The Wellness Trend Your OBGYN Wants You To Avoid Like The Plague

When it comes to vaginas, our culture makes it seem like they require a lot of upkeep. And it's been this way for a long time. In the mid-19th century, douching first became popular in France before making its way to other countries around the world (via The Atlantic). Cleaning the vagina with a liquid solution was meant to, well, clean the vagina and also prevent pregnancy and/or infections. However, that's not how douching actually works. If anything, douching can lead to health problems in that region (via All About Women Obstetrics and Gynecology).

Fast forward to over a century later, although there were other vaginal up-keeping methods introduced along the way, and vaginal rejuvenation became the thing to do. Unlike a bit of unnecessary cleaning, this one involves unnecessary genital cosmetic surgery to either tighten the vagina or make the vulva more "attractive" (via research published in the International Journal of Women's Health). But want to know a fun fact? Vaginas don't need to be tightened as their chock-full of muscles that can be easily exercised if you regularly do your Kegels and there's no such thing as a standard of beauty for vulvas, so trying to make that part of your body more attractive is just, for lack of a better word, silly. Every vulva is lovely in its own way. But now we have something else that's become popular, and similar to most vagina-related trends, your OBGYN would really like you to skip this one, too.

What is vaginal steaming

Basically, it's called vaginal steaming, and it involves squatting over steaming water from anywhere from 20 to 45 minutes, so you better be a good squatter (via Medical News Today). "Also known as 'V-steaming' or 'yoni steaming,' vaginal steaming involves squatting or sitting over a pot of hot, steaming water that is infused with herbs," OBGYN Talia Crawford, M.D., tells the Cleveland Clinic. "A blanket is often wrapped around the lower body to prevent the steam from escaping."

If you've ever had a facial, you know that steam is used to open the pores. Or, if you've been in a steam room, you know that steam is used to release toxins. But vaginal steaming isn't meant to do these two things. Although Crawford says there's no scientific evidence to prove that vaginal steaming does what vaginal steaming boasts, those you practice it believe it helps with fertility, balancing hormones, pain relief, increasing energy, and mental health illnesses like depression and anxiety, just to name a few.

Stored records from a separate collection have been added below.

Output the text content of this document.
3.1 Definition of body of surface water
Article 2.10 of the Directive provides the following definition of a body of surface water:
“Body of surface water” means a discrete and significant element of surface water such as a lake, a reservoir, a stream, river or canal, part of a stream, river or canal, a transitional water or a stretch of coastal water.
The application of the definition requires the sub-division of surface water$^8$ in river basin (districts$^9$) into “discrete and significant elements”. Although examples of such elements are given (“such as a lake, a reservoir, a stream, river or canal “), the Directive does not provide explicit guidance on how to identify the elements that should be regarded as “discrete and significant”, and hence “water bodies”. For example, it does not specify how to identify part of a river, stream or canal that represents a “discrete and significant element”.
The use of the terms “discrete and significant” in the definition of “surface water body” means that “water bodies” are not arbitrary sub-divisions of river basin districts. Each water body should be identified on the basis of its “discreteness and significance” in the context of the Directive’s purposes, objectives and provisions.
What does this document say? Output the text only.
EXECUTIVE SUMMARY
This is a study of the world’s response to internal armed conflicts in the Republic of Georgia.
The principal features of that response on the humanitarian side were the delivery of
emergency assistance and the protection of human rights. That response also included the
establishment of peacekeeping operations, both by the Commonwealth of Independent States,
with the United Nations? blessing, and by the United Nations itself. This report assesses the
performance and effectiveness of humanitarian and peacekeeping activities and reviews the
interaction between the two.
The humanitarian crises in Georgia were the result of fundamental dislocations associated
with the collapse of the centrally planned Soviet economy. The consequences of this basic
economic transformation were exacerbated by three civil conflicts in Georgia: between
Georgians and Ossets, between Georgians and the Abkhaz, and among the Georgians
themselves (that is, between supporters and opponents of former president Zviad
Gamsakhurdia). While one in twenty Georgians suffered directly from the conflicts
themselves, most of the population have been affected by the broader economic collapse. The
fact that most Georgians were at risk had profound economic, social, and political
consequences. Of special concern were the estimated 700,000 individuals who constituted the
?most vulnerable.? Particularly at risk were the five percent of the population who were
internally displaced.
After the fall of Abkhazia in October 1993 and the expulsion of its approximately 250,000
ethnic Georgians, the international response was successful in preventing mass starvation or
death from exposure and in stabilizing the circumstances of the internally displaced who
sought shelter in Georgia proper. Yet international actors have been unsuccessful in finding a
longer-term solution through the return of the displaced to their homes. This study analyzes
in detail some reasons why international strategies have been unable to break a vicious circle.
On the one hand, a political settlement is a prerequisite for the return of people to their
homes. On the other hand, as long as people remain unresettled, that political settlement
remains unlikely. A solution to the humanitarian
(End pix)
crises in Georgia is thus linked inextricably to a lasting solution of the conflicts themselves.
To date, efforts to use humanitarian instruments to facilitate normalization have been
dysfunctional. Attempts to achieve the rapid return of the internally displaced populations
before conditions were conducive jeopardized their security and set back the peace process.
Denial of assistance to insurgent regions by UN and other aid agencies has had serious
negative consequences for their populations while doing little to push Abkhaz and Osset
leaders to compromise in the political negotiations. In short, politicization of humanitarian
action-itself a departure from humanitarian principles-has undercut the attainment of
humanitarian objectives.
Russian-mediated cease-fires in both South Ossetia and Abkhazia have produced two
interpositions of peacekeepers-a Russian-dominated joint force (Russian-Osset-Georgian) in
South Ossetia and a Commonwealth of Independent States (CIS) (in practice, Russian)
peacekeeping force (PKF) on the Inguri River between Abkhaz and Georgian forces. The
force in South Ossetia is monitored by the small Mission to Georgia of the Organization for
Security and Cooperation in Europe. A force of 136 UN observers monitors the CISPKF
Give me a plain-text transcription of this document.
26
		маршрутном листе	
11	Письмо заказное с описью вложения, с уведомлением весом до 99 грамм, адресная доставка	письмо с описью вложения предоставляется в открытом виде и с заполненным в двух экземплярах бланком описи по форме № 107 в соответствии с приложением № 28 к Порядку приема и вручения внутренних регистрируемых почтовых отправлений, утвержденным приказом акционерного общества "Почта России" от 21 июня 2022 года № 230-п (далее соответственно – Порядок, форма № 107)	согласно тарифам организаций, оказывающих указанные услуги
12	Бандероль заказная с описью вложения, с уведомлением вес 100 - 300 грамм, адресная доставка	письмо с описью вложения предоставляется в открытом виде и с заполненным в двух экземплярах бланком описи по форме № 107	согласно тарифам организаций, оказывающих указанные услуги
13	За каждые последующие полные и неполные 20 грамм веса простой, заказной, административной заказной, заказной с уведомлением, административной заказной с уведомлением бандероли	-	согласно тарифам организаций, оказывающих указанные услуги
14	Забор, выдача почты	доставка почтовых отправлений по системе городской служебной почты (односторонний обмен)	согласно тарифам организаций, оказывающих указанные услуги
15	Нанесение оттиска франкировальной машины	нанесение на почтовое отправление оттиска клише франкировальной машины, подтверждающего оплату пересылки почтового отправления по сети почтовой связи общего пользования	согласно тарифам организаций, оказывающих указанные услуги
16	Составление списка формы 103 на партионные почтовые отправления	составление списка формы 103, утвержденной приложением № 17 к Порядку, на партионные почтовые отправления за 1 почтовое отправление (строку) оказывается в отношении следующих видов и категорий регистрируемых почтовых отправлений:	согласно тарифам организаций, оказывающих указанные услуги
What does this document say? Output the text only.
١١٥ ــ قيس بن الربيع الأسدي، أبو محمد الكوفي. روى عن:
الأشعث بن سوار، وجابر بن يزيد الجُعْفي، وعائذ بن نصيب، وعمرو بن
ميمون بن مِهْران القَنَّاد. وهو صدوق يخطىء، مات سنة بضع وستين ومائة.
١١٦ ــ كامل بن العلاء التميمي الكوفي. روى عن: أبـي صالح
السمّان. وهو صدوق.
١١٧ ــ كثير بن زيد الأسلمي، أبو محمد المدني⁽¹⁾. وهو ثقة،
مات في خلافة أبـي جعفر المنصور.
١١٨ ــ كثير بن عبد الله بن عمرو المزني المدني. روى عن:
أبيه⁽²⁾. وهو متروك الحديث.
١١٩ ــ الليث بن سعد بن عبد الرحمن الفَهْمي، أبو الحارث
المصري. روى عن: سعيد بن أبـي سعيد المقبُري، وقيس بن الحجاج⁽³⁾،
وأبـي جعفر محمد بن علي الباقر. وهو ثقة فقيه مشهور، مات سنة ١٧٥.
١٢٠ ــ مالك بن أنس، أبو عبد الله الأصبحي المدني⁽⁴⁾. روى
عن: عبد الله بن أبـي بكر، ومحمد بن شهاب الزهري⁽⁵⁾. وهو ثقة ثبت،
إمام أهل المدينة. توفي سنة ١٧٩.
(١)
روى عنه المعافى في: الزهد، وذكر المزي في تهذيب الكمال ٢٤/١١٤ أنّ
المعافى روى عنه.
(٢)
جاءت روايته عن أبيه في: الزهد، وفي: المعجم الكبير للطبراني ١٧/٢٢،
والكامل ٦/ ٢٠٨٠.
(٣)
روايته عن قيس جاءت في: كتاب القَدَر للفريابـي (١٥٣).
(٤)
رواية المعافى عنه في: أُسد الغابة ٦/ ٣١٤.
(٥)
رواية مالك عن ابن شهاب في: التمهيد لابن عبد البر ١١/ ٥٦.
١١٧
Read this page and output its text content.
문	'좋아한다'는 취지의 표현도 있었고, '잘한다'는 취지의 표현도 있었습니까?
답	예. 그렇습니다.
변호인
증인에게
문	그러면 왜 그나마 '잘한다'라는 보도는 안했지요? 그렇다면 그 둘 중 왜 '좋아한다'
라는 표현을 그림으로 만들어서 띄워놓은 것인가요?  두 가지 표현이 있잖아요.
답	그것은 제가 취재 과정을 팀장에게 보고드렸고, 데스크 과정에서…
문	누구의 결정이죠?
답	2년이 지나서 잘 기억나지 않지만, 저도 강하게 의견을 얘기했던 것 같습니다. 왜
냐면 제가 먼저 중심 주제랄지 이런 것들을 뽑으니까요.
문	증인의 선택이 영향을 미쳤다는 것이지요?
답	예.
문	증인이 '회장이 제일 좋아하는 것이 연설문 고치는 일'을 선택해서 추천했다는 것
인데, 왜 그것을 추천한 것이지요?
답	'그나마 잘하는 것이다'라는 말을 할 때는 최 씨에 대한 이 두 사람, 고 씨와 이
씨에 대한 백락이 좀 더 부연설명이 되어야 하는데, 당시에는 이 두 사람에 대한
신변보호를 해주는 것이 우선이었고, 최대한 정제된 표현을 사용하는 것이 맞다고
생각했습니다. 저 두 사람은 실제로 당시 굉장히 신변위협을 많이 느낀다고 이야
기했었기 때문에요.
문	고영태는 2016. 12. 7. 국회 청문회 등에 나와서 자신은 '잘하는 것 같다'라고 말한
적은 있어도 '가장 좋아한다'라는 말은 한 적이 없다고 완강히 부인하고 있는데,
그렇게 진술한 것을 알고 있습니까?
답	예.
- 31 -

Why your OBGYN wants you to avoid it

Contrary to what our culture might tell us when it comes to the vagina and vaginal health, the vagina doesn't need to be cleaned by products. Unlike other parts of the human body, the vagina cleans itself, and does so perfectly (via The Guardian). "Although this steaming has been used all over the world it makes no sense," Lynette J. Margesson, M.D., FRCPC tells Women's Health. "Why would one do this? The steam almost never gets inside the vagina. Steaming would just affect the vulva and potentially scald the skin. Unfortunately, women mix up the vulva and vagina all the time. They, too frequently, are taught that the genital area is a taboo, dirty area — how sad!"

Since there is no scientific proof that it works or that it's even safe, it's probably (read: definitely) best to skip it (via Healthline). Both the vagina and vulva are sensitive areas, with delicate skin and tissue that doesn't want — or need — to be cleaned. Ever. Unfortunately, because we live in a phallic-centric world, vaginas have always and will probably always get a bad rap. Because of this, those of us with vaginas will never be free of these types of trends popping up and making empty promises. But as long as you know that the vagina is totally able to take care of itself — unless, of course, you have an infection, in which case you should contact your doctor stat — then you can avoid falling for these types of things. Not only will your vagina be grateful you did, but so will your wallet.